Ukrainian News Agency Інформаційне агентство "Українські Новини"
- Industry: News agency
- Founded: 1993
- Headquarters: Kyiv, Ukraine
- Website: www.ukranews.com

= Ukrainian News Agency =

Media outlet

The Ukrainian News Agency (Інформаційне агентство "Українські Новини" /uk/) is a Kyiv-based Ukrainian news agency. It produces and provides political, business and financial information, as well as a popular photo reporting service. Since February 2008 the company is part of the Inter Media Group Ltd., formerly U.A. Inter Media Group, which itself is a subsidiary of the Russian-based company GDF Media Ltd. Inter Media Group Limited also owns 61% of the Ukrainian TV channel Inter.

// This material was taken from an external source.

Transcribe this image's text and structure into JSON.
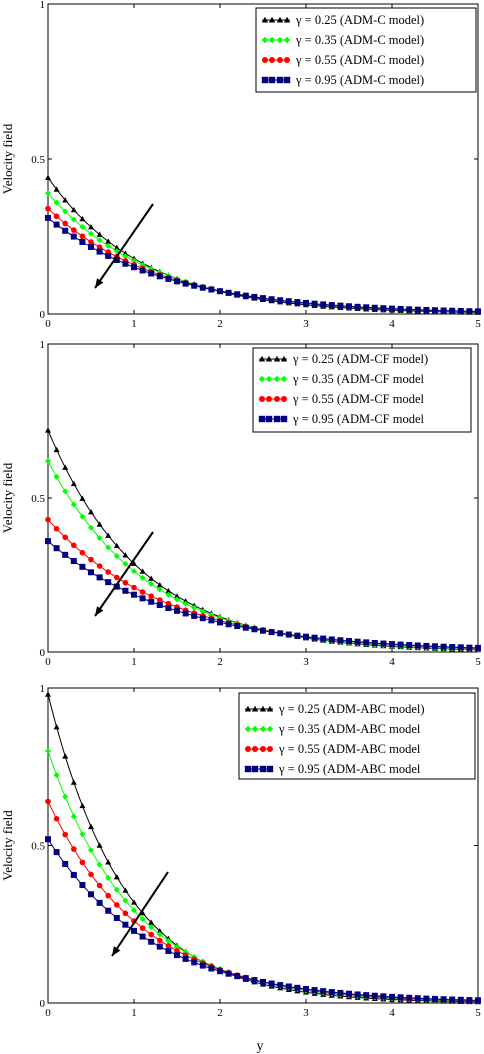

Founded in 1993, by Mykhailo Kolomiets and Volodymyr Hranovskiy, the agency is now used by about 10,000 clients daily. It offers 27 information and analytical products in Russian, Ukrainian and English. Ukrainian News is the only agency in Ukraine that translates 100% of its products into English.

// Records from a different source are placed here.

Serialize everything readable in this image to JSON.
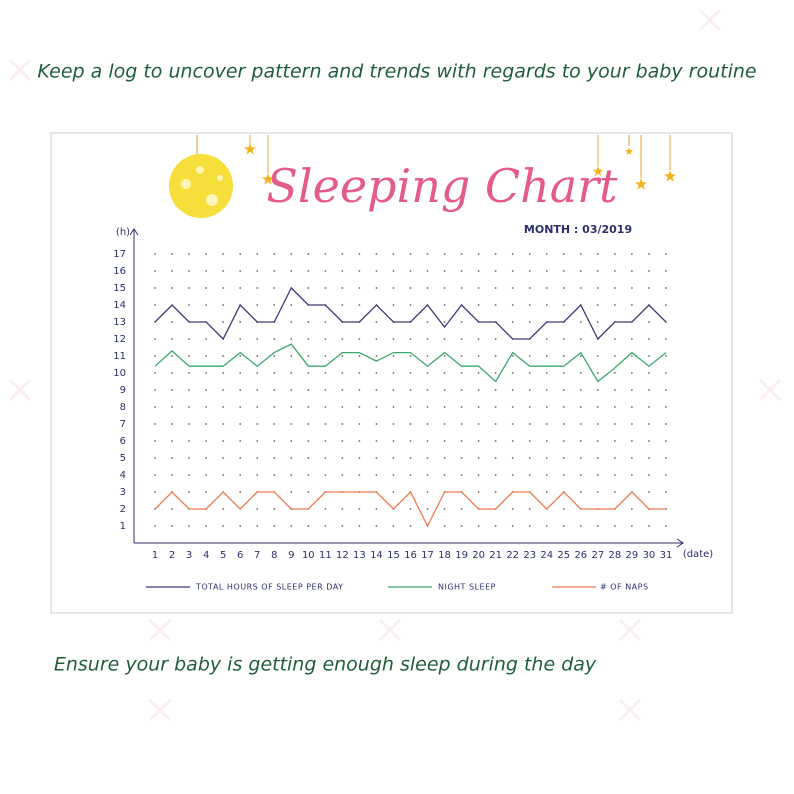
{
  "tagline": "Keep a log to uncover pattern and trends with regards to your baby routine",
  "caption": "Ensure your baby is getting enough sleep during the day",
  "chart_data": {
    "type": "line",
    "title": "Sleeping Chart",
    "subtitle": "MONTH : 03/2019",
    "x_label": "(date)",
    "y_label": "(h)",
    "x": [
      1,
      2,
      3,
      4,
      5,
      6,
      7,
      8,
      9,
      10,
      11,
      12,
      13,
      14,
      15,
      16,
      17,
      18,
      19,
      20,
      21,
      22,
      23,
      24,
      25,
      26,
      27,
      28,
      29,
      30,
      31
    ],
    "xlim": [
      0,
      32
    ],
    "xticks": [
      1,
      2,
      3,
      4,
      5,
      6,
      7,
      8,
      9,
      10,
      11,
      12,
      13,
      14,
      15,
      16,
      17,
      18,
      19,
      20,
      21,
      22,
      23,
      24,
      25,
      26,
      27,
      28,
      29,
      30,
      31
    ],
    "ylim": [
      0,
      18
    ],
    "yticks": [
      1,
      2,
      3,
      4,
      5,
      6,
      7,
      8,
      9,
      10,
      11,
      12,
      13,
      14,
      15,
      16,
      17
    ],
    "grid": "dots",
    "legend": "bottom",
    "series": [
      {
        "name": "TOTAL HOURS OF SLEEP PER DAY",
        "color": "#3b3a7a",
        "values": [
          13,
          14,
          13,
          13,
          12,
          14,
          13,
          13,
          15,
          14,
          14,
          13,
          13,
          14,
          13,
          13,
          14,
          12.7,
          14,
          13,
          13,
          12,
          12,
          13,
          13,
          14,
          12,
          13,
          13,
          14,
          13
        ]
      },
      {
        "name": "NIGHT SLEEP",
        "color": "#3aa86b",
        "values": [
          10.4,
          11.3,
          10.4,
          10.4,
          10.4,
          11.2,
          10.4,
          11.2,
          11.7,
          10.4,
          10.4,
          11.2,
          11.2,
          10.7,
          11.2,
          11.2,
          10.4,
          11.2,
          10.4,
          10.4,
          9.5,
          11.2,
          10.4,
          10.4,
          10.4,
          11.2,
          9.5,
          10.3,
          11.2,
          10.4,
          11.2
        ]
      },
      {
        "name": "# OF NAPS",
        "color": "#f07a4f",
        "values": [
          2,
          3,
          2,
          2,
          3,
          2,
          3,
          3,
          2,
          2,
          3,
          3,
          3,
          3,
          2,
          3,
          1,
          3,
          3,
          2,
          2,
          3,
          3,
          2,
          3,
          2,
          2,
          2,
          3,
          2,
          2
        ]
      }
    ]
  }
}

Valery Khoroshkovsky held a 50% stake of Ukrainian News because Mykhailo Kolomiets 50% stake was nominal and the other 50% stake was held by the Agency for Humanitarian Technologies (AHT) (Агентство гуманитарных технологий (АГТ)) which lists Viktor Pinchuk as its owner. Maxim Karizhsky, the general director of AHT, however, stated that Pinchuk is not the owner of AHT. AHT signed an agreement with the United States public relations firm Black, Kelly, Scruggs & Healey (BKSH) for the period of 1 January 2001 to 30 September 2001. Volodymyr Granovsky established Humanitarian Technologies agency. (Note: Black, Kelly, Scruggs & Healey (BKSH) had formerly been the firm Black, Manafort, Stone and Kelly (BMSK) before 1991 after which it merged with several other firms to form BKSH.)

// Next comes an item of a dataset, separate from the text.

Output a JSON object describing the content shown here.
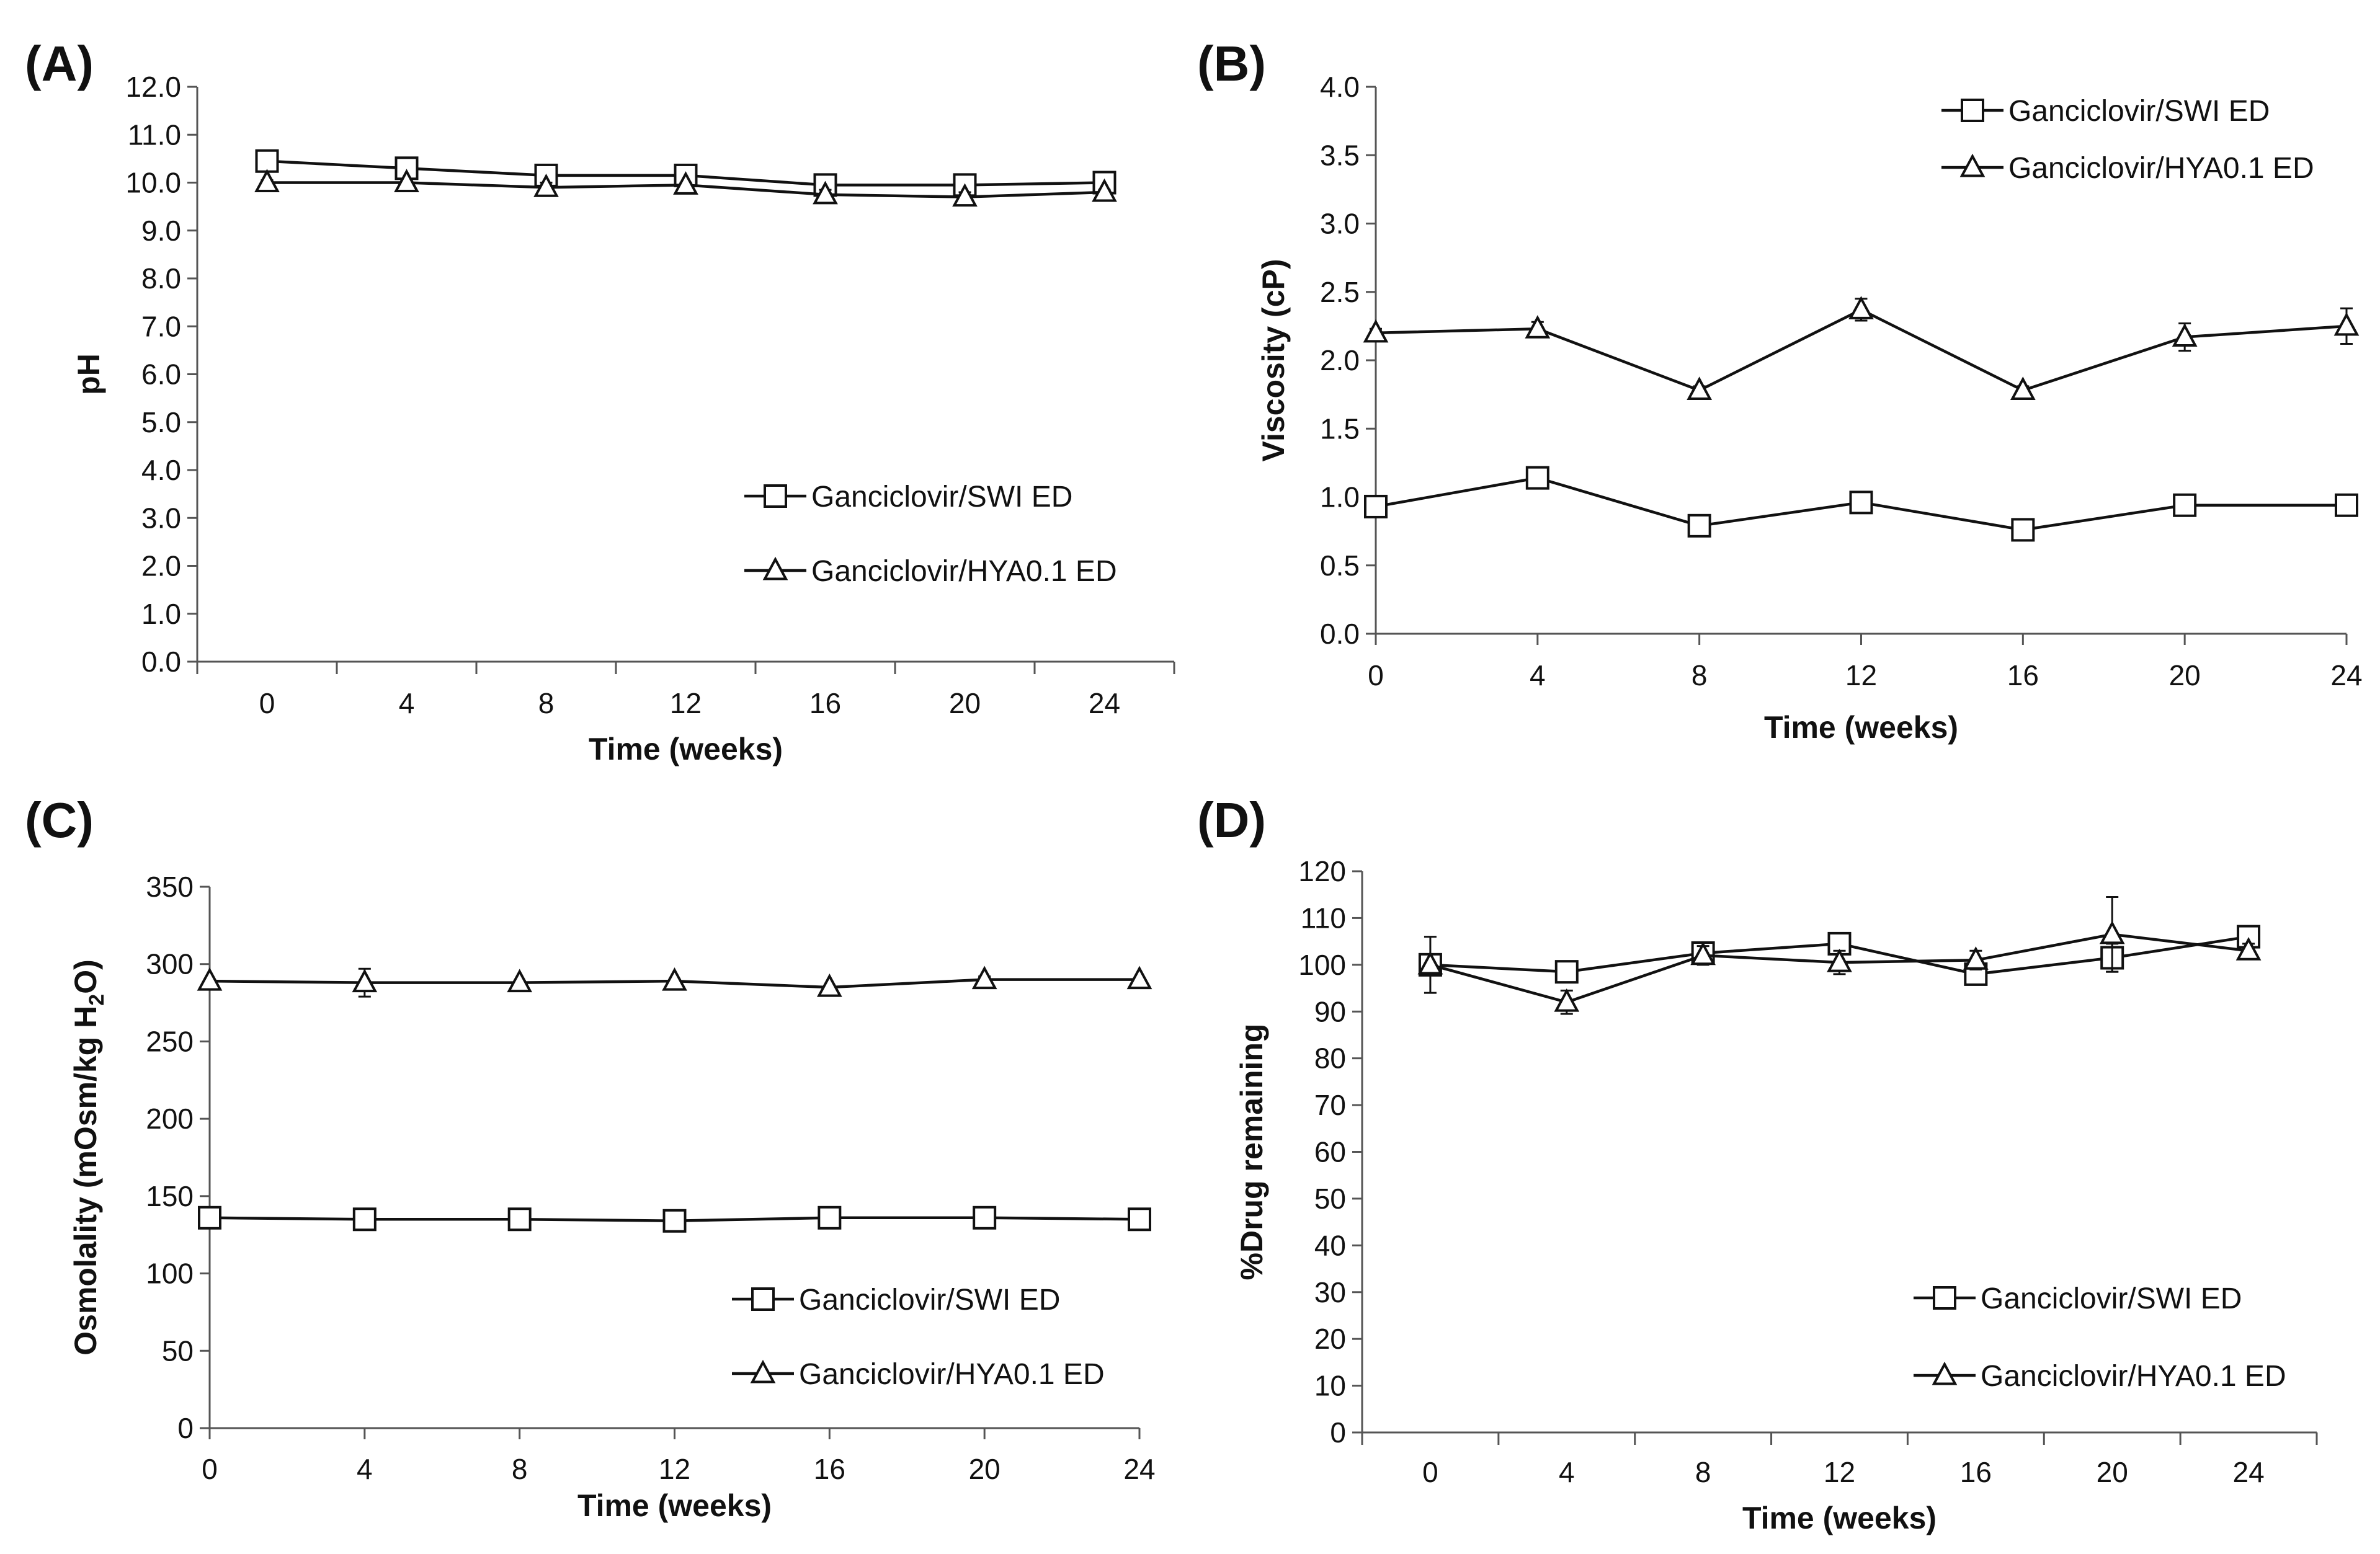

On 18 November 2002, the body of founder Mykhailo Kolomiets was found dead hanging from a tree near Molodechno, Belarus, after being missing for four weeks. He met with Volodymyr Hranovskiy just before he deleted all files on his computer and left for Minsk on 22 October 2001. On 30 October 2001, his body was found and he was buried two weeks later as unidentified. (Note: Volodymyr Mykolayovych Hranovskyy (Володимир Миколайович Грановський; born 1966 Kyiv, Ukrainian SSR, Soviet Union) received a philosophical degree in Moscow and returned to Kyiv to advise World Bank or Svitovy Bank (Світовий банк) and the National Council of Ukraine on Television and Radio Broadcasting. He co-founded Ukrainian News. He worked with the channel Inter until 2006 but allegedly received $2 million from the Party of Regions on 8 June 2012 for channel Inter. Hranovskyy is very close to Dmitro Firtash and co-founded the Ukraine Modernization Agency (Агентство модернизации Украины) in 2015. In 2017, he began working with NewsOne. On 10 June 2021, he became the general producer of the Yevhen Muraev owned NASH (НАШ).)

In May 2006, the agency opened a modern press conference hall.

The agency has its own building. It is located just outside Palats Sportu subway station in central Kyiv.